HAYAL KIRIKLIĞI YARATTI
Siyaset bilimci Ülker Piriyeva Türk basınına verdiği demeçte, "Fransa'nın dış politikası tamamen değişmeli" dedi.
Fransız Senatosu, Azerbaycan toprakları ile ilgili tartışmalı bir karar imzaladı ve Ermeni yanlısı adımlara bir yenisini ekledi. Aslında, Ermeni yanlısı senatörlerin aldığı bu karar önyargılı ve provokasyon karakterli sayılabilir.

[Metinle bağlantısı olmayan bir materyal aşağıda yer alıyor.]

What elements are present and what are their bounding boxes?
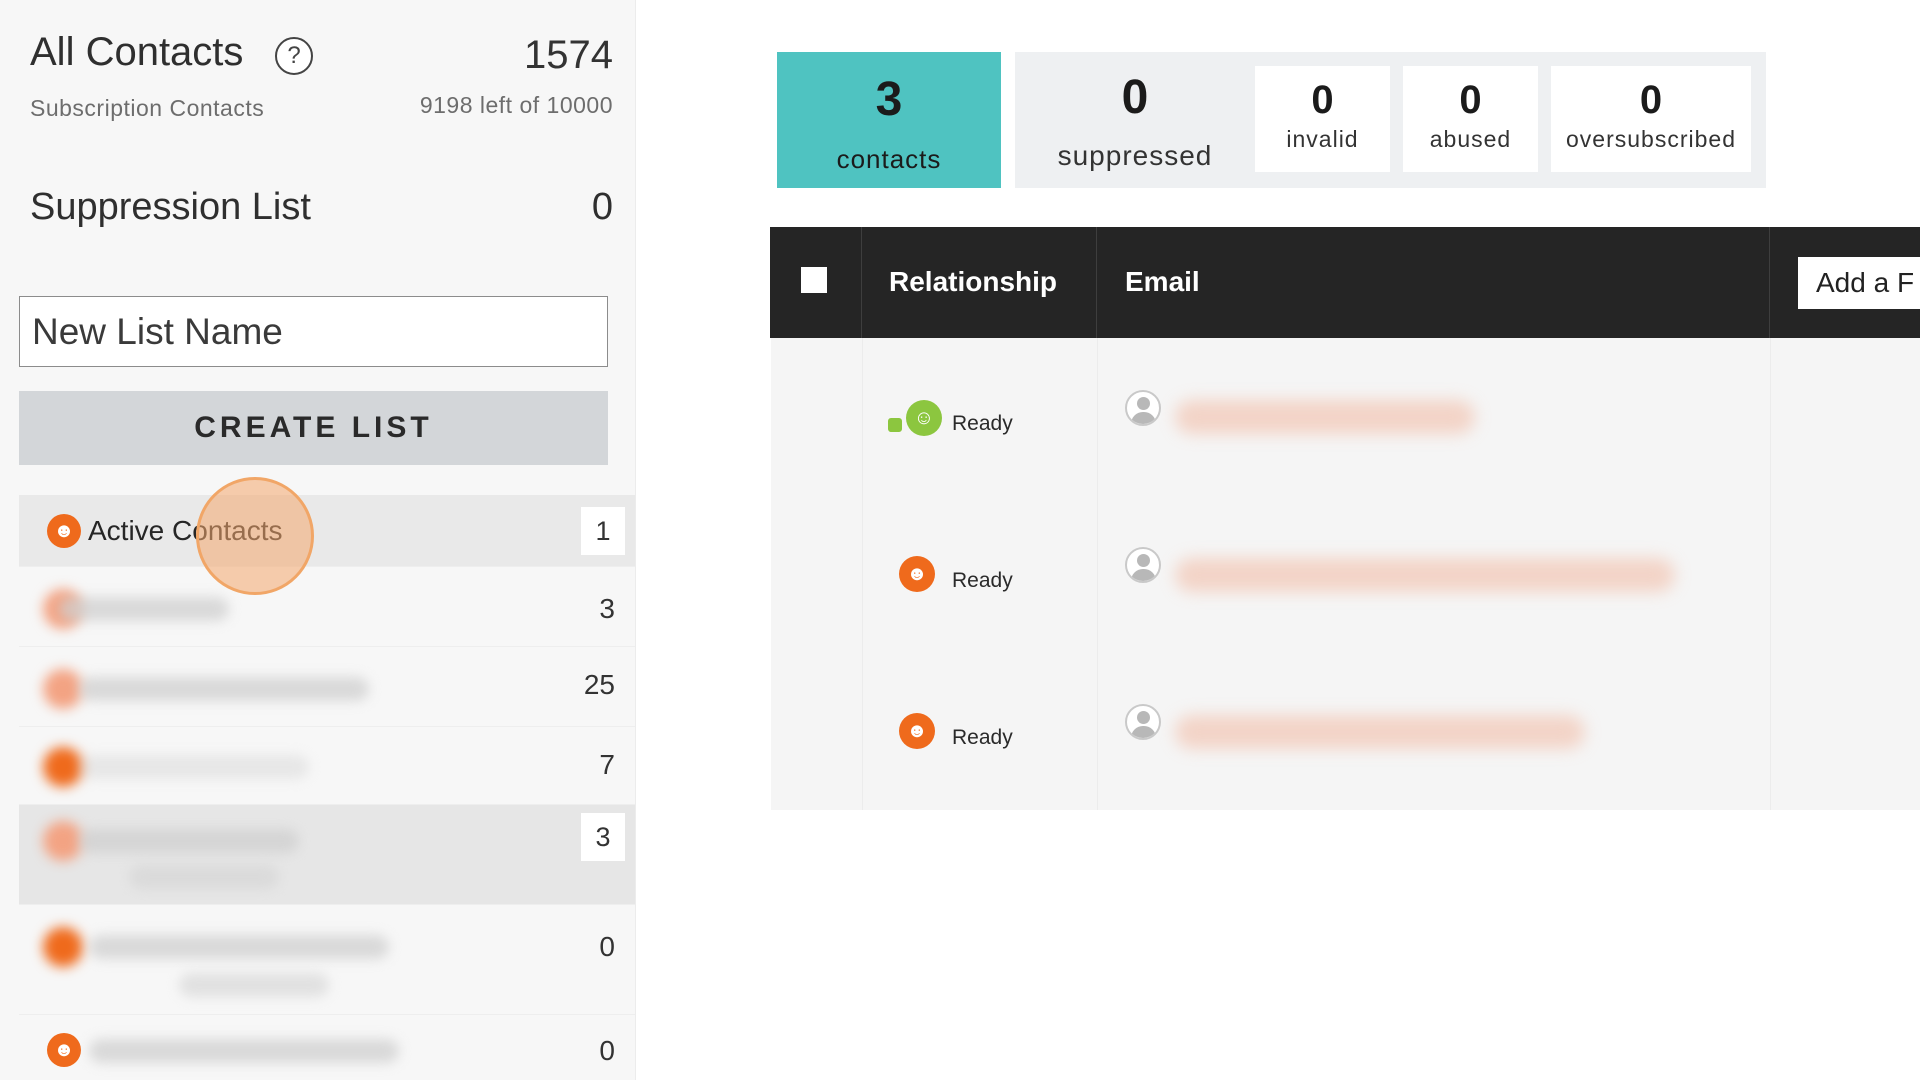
list-item[interactable]: 7: [19, 727, 635, 805]
email-value[interactable]: [1175, 715, 1585, 749]
neutral-face-icon: ☻: [47, 1033, 81, 1067]
oversubscribed-stat-value: 0: [1639, 78, 1663, 122]
avatar-icon: [1125, 704, 1161, 740]
list-item-count: 0: [599, 931, 615, 962]
suppressed-stat-label: suppressed: [1057, 140, 1213, 171]
email-column-header[interactable]: Email: [1125, 266, 1200, 298]
contacts-stat-label: contacts: [836, 144, 942, 174]
list-item[interactable]: 3: [19, 805, 635, 905]
list-item-count: 1: [581, 507, 625, 555]
list-item[interactable]: 3: [19, 567, 635, 647]
avatar-icon: [1125, 547, 1161, 583]
all-contacts-title[interactable]: All Contacts: [30, 30, 243, 75]
email-value[interactable]: [1175, 558, 1675, 592]
column-divider: [1769, 227, 1770, 338]
column-divider: [861, 227, 862, 338]
list-item-count: 3: [599, 593, 615, 624]
list-item-sublabel: [129, 865, 279, 889]
list-item-count: 25: [583, 669, 615, 700]
select-all-checkbox[interactable]: [801, 267, 827, 293]
abused-stat-tile[interactable]: 0 abused: [1403, 66, 1538, 172]
relationship-status: Ready: [952, 569, 1013, 592]
list-item[interactable]: 0: [19, 905, 635, 1015]
relationship-column-header[interactable]: Relationship: [889, 266, 1057, 298]
neutral-face-icon: ☻: [47, 514, 81, 548]
abused-stat-label: abused: [1429, 126, 1512, 152]
relationship-status: Ready: [952, 412, 1013, 435]
email-value[interactable]: [1175, 400, 1475, 434]
list-item-label: [79, 755, 309, 779]
list-item-label: [79, 677, 369, 701]
sidebar: All Contacts ? 1574 Subscription Contact…: [0, 0, 636, 1080]
invalid-stat-label: invalid: [1286, 126, 1359, 152]
list-item-count: 7: [599, 749, 615, 780]
neutral-face-icon: ☻: [899, 713, 935, 749]
status-icon: [43, 669, 83, 709]
list-item-label: [59, 597, 229, 621]
happy-face-icon: ☺: [906, 400, 942, 436]
list-item-label: Active Contacts: [88, 515, 283, 546]
list-item-label: [79, 829, 299, 853]
oversubscribed-stat-tile[interactable]: 0 oversubscribed: [1551, 66, 1751, 172]
list-item-label: [89, 1039, 399, 1063]
suppressed-stat-value: 0: [1121, 71, 1149, 124]
abused-stat-value: 0: [1459, 78, 1482, 122]
status-icon: [43, 927, 83, 967]
avatar-icon: [1125, 390, 1161, 426]
subscription-remaining: 9198 left of 10000: [419, 92, 613, 118]
list-item-count: 0: [599, 1035, 615, 1066]
add-field-button[interactable]: Add a F: [1798, 257, 1920, 309]
invalid-stat-tile[interactable]: 0 invalid: [1255, 66, 1390, 172]
all-contacts-count: 1574: [524, 33, 613, 77]
subscription-contacts-label: Subscription Contacts: [30, 95, 265, 121]
status-icon: [43, 821, 83, 861]
contacts-stat-tile[interactable]: 3 contacts: [777, 52, 1001, 188]
list-item-count: 3: [581, 813, 625, 861]
thumbs-up-icon: [888, 418, 902, 432]
list-item-sublabel: [179, 973, 329, 997]
new-list-name-input[interactable]: [19, 296, 608, 367]
suppression-count: 0: [591, 186, 613, 228]
suppression-list-link[interactable]: Suppression List: [30, 186, 311, 229]
invalid-stat-value: 0: [1311, 78, 1334, 122]
relationship-status: Ready: [952, 726, 1013, 749]
list-item-active-contacts[interactable]: ☻ Active Contacts 1: [19, 495, 635, 567]
help-icon[interactable]: ?: [275, 37, 313, 75]
contacts-stat-value: 3: [875, 73, 903, 126]
create-list-button[interactable]: CREATE LIST: [19, 391, 608, 465]
suppressed-stat-tile[interactable]: 0 suppressed: [1015, 52, 1255, 188]
oversubscribed-stat-label: oversubscribed: [1566, 126, 1736, 152]
column-divider: [1096, 227, 1097, 338]
neutral-face-icon: ☻: [899, 556, 935, 592]
list-item-label: [89, 935, 389, 959]
list-item[interactable]: ☻ 0: [19, 1015, 635, 1080]
list-item[interactable]: 25: [19, 647, 635, 727]
status-icon: [43, 747, 83, 787]
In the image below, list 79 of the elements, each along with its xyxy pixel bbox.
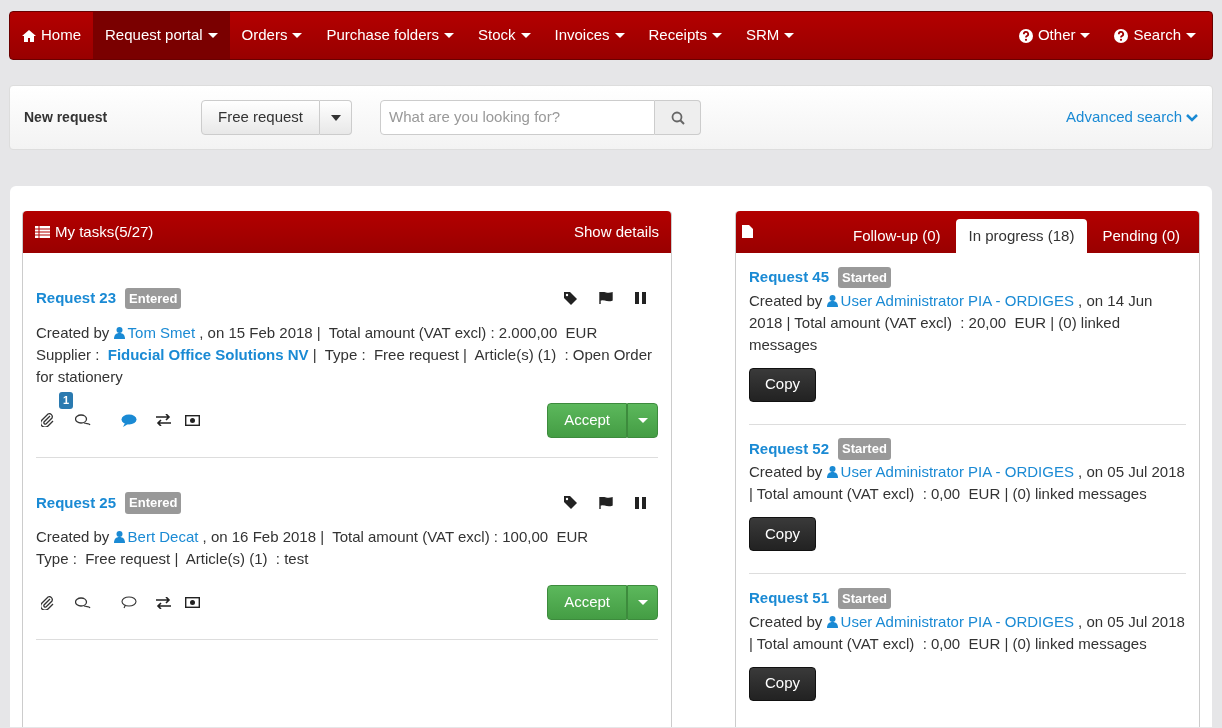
- request-link[interactable]: Request 52: [749, 437, 830, 460]
- count-badge: 1: [59, 392, 74, 409]
- user-link[interactable]: User Administrator PIA - ORDIGES: [840, 463, 1074, 480]
- user-link[interactable]: User Administrator PIA - ORDIGES: [840, 291, 1074, 309]
- discussion-icon: [75, 414, 91, 426]
- request-link[interactable]: Request 45: [749, 266, 830, 289]
- exchange-icon: [156, 414, 171, 426]
- search-button[interactable]: [655, 100, 702, 135]
- status-badge: Started: [838, 587, 891, 609]
- help-icon: [1018, 28, 1033, 43]
- help-icon: [1114, 28, 1129, 43]
- caret-icon: [330, 114, 341, 121]
- request-details: Type : Free request | Article(s) (1) : test: [36, 549, 310, 569]
- copy-button[interactable]: Copy: [749, 517, 817, 551]
- user-link[interactable]: Bert Decat: [127, 528, 199, 545]
- nav-item[interactable]: Stock: [466, 12, 543, 59]
- home-icon: [22, 29, 36, 42]
- pause-icon: [635, 292, 646, 305]
- money-icon: [185, 597, 200, 608]
- nav-item[interactable]: Orders: [229, 12, 315, 59]
- flag-icon: [599, 496, 613, 509]
- discussion-icon: [75, 596, 91, 609]
- nav-item[interactable]: Search: [1102, 12, 1208, 59]
- copy-button[interactable]: Copy: [749, 666, 817, 701]
- status-badge: Entered: [125, 492, 182, 514]
- user-icon: [113, 531, 125, 543]
- tab[interactable]: Follow-up (0): [840, 219, 954, 253]
- chevron-down-icon: [1186, 113, 1198, 122]
- supplier-link[interactable]: Fiducial Office Solutions NV: [107, 345, 309, 363]
- user-link[interactable]: User Administrator PIA - ORDIGES: [840, 612, 1074, 630]
- money-icon: [185, 414, 200, 426]
- tab[interactable]: In progress (18): [955, 219, 1088, 253]
- nav-item[interactable]: Request portal: [93, 12, 230, 59]
- request-type-dropdown-button[interactable]: [320, 100, 353, 135]
- exchange-icon: [156, 596, 171, 609]
- user-icon: [826, 294, 838, 307]
- search-field[interactable]: What are you looking for?: [380, 100, 656, 135]
- user-icon: [113, 326, 125, 339]
- accept-dropdown-button[interactable]: [627, 585, 658, 620]
- search-icon: [670, 110, 685, 125]
- nav-item[interactable]: Purchase folders: [314, 12, 466, 59]
- request-details: Created by Tom Smet , on 15 Feb 2018 | Total amount (VAT excl) : 2.000,00 EUR: [36, 322, 599, 343]
- tag-icon: [564, 496, 577, 510]
- tab[interactable]: Pending (0): [1089, 219, 1193, 253]
- request-link[interactable]: Request 23: [36, 287, 117, 310]
- nav-item[interactable]: SRM: [733, 12, 807, 59]
- nav-item[interactable]: Home: [10, 12, 93, 59]
- pause-icon: [635, 496, 646, 509]
- status-badge: Entered: [125, 287, 182, 309]
- status-badge: Started: [838, 438, 891, 460]
- copy-button[interactable]: Copy: [749, 367, 817, 402]
- request-link[interactable]: Request 25: [36, 491, 117, 514]
- nav-item[interactable]: Other: [1006, 12, 1103, 59]
- request-details: Created by User Administrator PIA - ORDIGES , on 05 Jul 2018 | Total amount (VAT excl) : 0,00 EUR | (0) linked messages: [749, 462, 1186, 504]
- document-icon: [742, 224, 753, 238]
- caret-icon: [637, 417, 648, 423]
- request-details: Created by User Administrator PIA - ORDIGES , on 14 Jun 2018 | Total amount (VAT excl) : 20,00 EUR | (0) linked messages: [749, 290, 1154, 355]
- panel-title: My tasks(5/27): [55, 221, 154, 242]
- paperclip-icon: [41, 413, 54, 427]
- status-badge: Started: [838, 266, 891, 288]
- paperclip-icon: [41, 595, 54, 610]
- request-link[interactable]: Request 51: [749, 587, 830, 610]
- request-details: Supplier : Fiducial Office Solutions NV | Type : Free request | Article(s) (1) : Open Order for stationery: [36, 344, 654, 387]
- flag-icon: [599, 292, 613, 305]
- tag-icon: [564, 291, 577, 305]
- advanced-search-link[interactable]: Advanced search: [1066, 106, 1198, 129]
- request-details: Created by User Administrator PIA - ORDIGES , on 05 Jul 2018 | Total amount (VAT excl) : 0,00 EUR | (0) linked messages: [749, 611, 1186, 654]
- user-link[interactable]: Tom Smet: [127, 323, 196, 341]
- user-icon: [826, 615, 838, 628]
- caret-icon: [637, 600, 648, 605]
- list-icon: [35, 226, 50, 238]
- nav-item[interactable]: Invoices: [542, 12, 637, 59]
- toolbar-title: New request: [24, 109, 108, 125]
- nav-item[interactable]: Receipts: [636, 12, 734, 59]
- show-details-link[interactable]: Show details: [573, 220, 659, 244]
- user-icon: [826, 466, 838, 478]
- request-type-button[interactable]: Free request: [201, 100, 321, 135]
- accept-dropdown-button[interactable]: [627, 402, 658, 438]
- request-details: Created by Bert Decat , on 16 Feb 2018 | Total amount (VAT excl) : 100,00 EUR: [36, 527, 590, 547]
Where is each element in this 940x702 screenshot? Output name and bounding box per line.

Arabulucu rolünü üstlenen Fransa'nın böyle bir kararı, Azerbaycan toplumunda adil bir arabulucu olarak, itibarını tartışmasız bir şekilde zedelemekte ve ülkenin tarafsızlığı konusunda ciddi şüpheler uyandırmaktadır.
Açıktır ki, Fransa bu tür önyargılı kararlar almak yerine dünyada ve bölgede barışa, istikrara ve kalkınmaya hizmet eden faaliyetlerde bulunursa, hem kendi çıkarlarına hem de bölgenin sürdürülebilir kalkınmasına katkıda bulunacaktır.
Fransa Minsk Grubu'nun eşbaşkanlarından biri olmasına rağmen, 30 yıllık bir dönemde, Ermenistan'ın yasadışı işgaline göz yumması ve tarafsız hareket etmenin gerekli olduğu her durumda, Ermenistan'ın yanında olması hayal kırıklığı yarattı..
Kısacası, bu kararın Fransız Senatosunda çoğunluk tarafından kabul edilmesi, Fransa'nın geleceği konusunda endişelere yol açmaktadır.
Asılsız iddialar, iftiralar ve kabul edilemez teklifler içeren bu kararı Fransız hükümetinin görmezden geleceğini ve hayırsever davranacağını umuyoruz. Bu tür önyargılı ve provokasyon karakterli girişimlerin bölgemize ve dünyaya barış, huzur ve istikrar getirmekten uzak olduğunu hatırlatarak, ülkemize yönelik bu tür düşmanca eylemlere karşılık olarak, uluslararası hukuk ve eşitlik adına çelişkili adımlar atmamalarını tavsiye ediyoruz.
Geçmişe bakarsak, Macron'un şimdi ve başkanlık seçimlerinde söyledikleri ile Fransa'nın mevcut politikası arasında ciddi çelişkiler olduğunu açıkça görebiliriz.
Bugün dünya ülkeleri arasında ortaklık kavramının, düşman veya müttefik kavramı yerine tercih edilmesi daha doğru olacaktır. Görünüşe göre Rusya bunu anlasa bile, Fransa'nın anlayışı ya geç olacak ya da hiç olmayacak.
Sonuç olarak, Fransa'nın küreselleşen bir güç olabilmesi için ne olduğunu yeniden tanımlaması ve daha mütevazı hale gelmesi gerekiyor, aslında.